Effectively, there are 1000 x 10 files to read if you perform a full scan (i.e. select * from table). To read these 10000 files you have 2000 concurrent slots (if you are on BigQuery on-demand pricing model and assuming this is only interactive query you are running under your BigQuery project), so on average, one slot will be reading 5 Capacitor files or 5 GB of data. To read this much data using Jupiter network it will take anywhere ~4 seconds (10 Gbps) which is one of the key differentiators for BigQuery as a service.
Obviously, we should avoid full scan because a full scan is most expensive - both computationally as well as cost wise - way to query your data. We should query only the columns that we need and that’s an important best-practice for any column-oriented database or data warehouse.
BigQuery stores data as nested relations.

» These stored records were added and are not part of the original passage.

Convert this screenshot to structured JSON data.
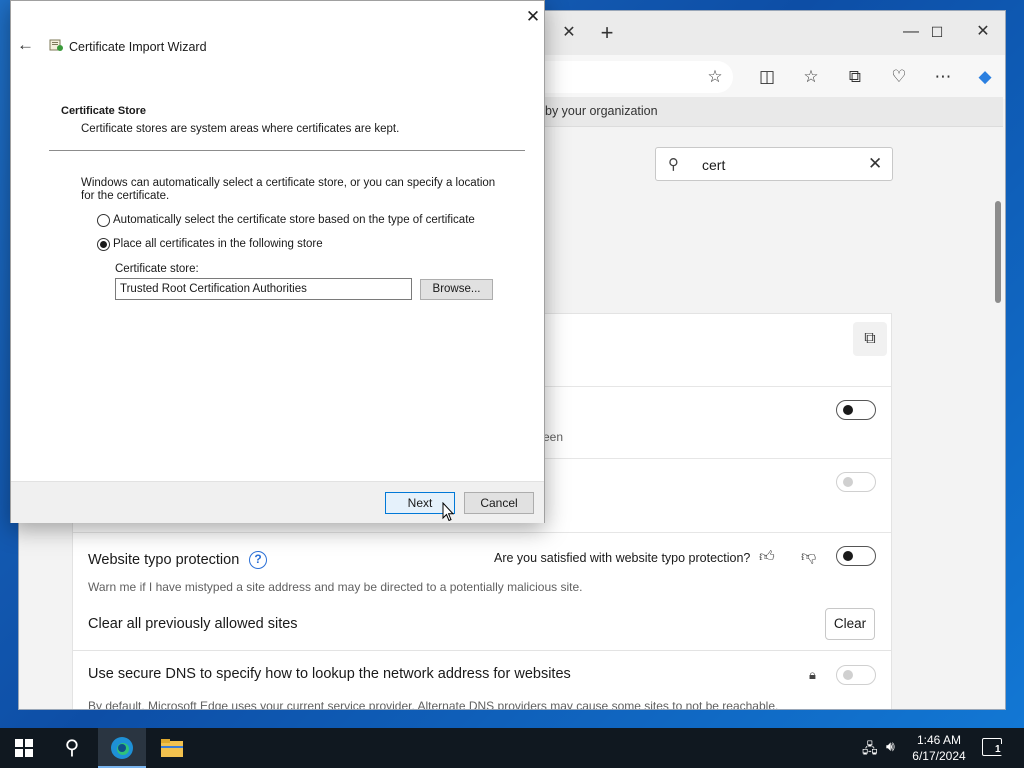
{
  "browser": {
    "infobar_text": "by your organization",
    "search": {
      "value": "cert"
    },
    "settings": {
      "partial_desc_1": "reen",
      "typo": {
        "title": "Website typo protection",
        "feedback_question": "Are you satisfied with website typo protection?",
        "desc": "Warn me if I have mistyped a site address and may be directed to a potentially malicious site."
      },
      "clear_allowed": {
        "title": "Clear all previously allowed sites",
        "button": "Clear"
      },
      "secure_dns": {
        "title": "Use secure DNS to specify how to lookup the network address for websites",
        "desc": "By default, Microsoft Edge uses your current service provider. Alternate DNS providers may cause some sites to not be reachable."
      }
    }
  },
  "wizard": {
    "title": "Certificate Import Wizard",
    "heading": "Certificate Store",
    "subheading": "Certificate stores are system areas where certificates are kept.",
    "intro": "Windows can automatically select a certificate store, or you can specify a location for the certificate.",
    "option_auto": "Automatically select the certificate store based on the type of certificate",
    "option_place": "Place all certificates in the following store",
    "store_label": "Certificate store:",
    "store_value": "Trusted Root Certification Authorities",
    "browse": "Browse...",
    "next": "Next",
    "cancel": "Cancel"
  },
  "taskbar": {
    "time": "1:46 AM",
    "date": "6/17/2024",
    "notifications": "1"
  },
  "colors": {
    "accent": "#0078d7",
    "help_icon": "#2a6fd6",
    "taskbar": "#101820"
  }
}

The schema for a relation is represented by a tree. Nodes of the tree are attributes, and leaf attributes hold values. BigQuery data is stored in columns (leaf attributes). In addition to compressed column values, every column also stores structure information to indicate how the values in a column are distributed throughout the tree using two parameters - definition and repetition levels. These parameters help to reconstruct the full or partial representation of the record by reading only requested columns.
Figure-3: An example of (a) tree schema and (b) an instance based on the schema.
To take full advantage of nested and repeated fields offered by BigQuery data structure, we should denormalize data whenever possible. Denormalization localizes the necessary data to individual nodes which reduce the network communication required for shuffling between slots.
BigQuery currently supports two different SQL dialects: standard SQL and legacy SQL. Standard SQL is compliant with the SQL 2011 and offers several advantages over the legacy alternative. Legacy SQL is original Dremel dialect. Both SQL dialects supports user-defined functions (UDFs). You can write queries in any format but Google recommends standard SQL. In 2014, Google published another paper describing how Dremel engine uses a semi-flattening tree data structure along with a standard SQL evaluation algorithm to support standard SQL query computation. This semi-flattening data structure is more aligned the way Dremel processes data and is usually much more compact than flattened data.
It is important to note that when denormalizing your data you can preserve some relationships taking advantage of nested and repeated fields instead of completely flattening your data. This is exactly what we will call semi-flattening data structure.
Although there are several alternatives of BigQuery - both in the open-source domain and cloud-based as service offerings - it still remains difficult to replicate the scale and performance of BigQuery. Primarily because Google does a fantastic job in blending infrastructure with BigQuery software. Open source solutions such as Apache Drill and Presto require a massive infrastructure engineering and ongoing operational overhead to match the performance of BigQuery. Amazon Athena - a serverless interactive query service offered by Amazon Web Services (AWS) - is hosted version of Presto with ANSI SQL support but this service is relatively new. Initial benchmarks suggest that the BigQuery still has a massive edge in terms of performance.
BigQuery is designed to query structured and semi-structured data using standard SQL. It is highly optimized for query performance and provides extremely high cost effectiveness. BigQuery is a cloud-based fully-managed service which means there is no operational overhead. It is more suitable for interactive queries and OLAP/BI use cases. Google’s cloud infrastructure technologies such as Borg, Colossus, and Jupiter are key differentiator why BigQuery service outshines some of its counterparts.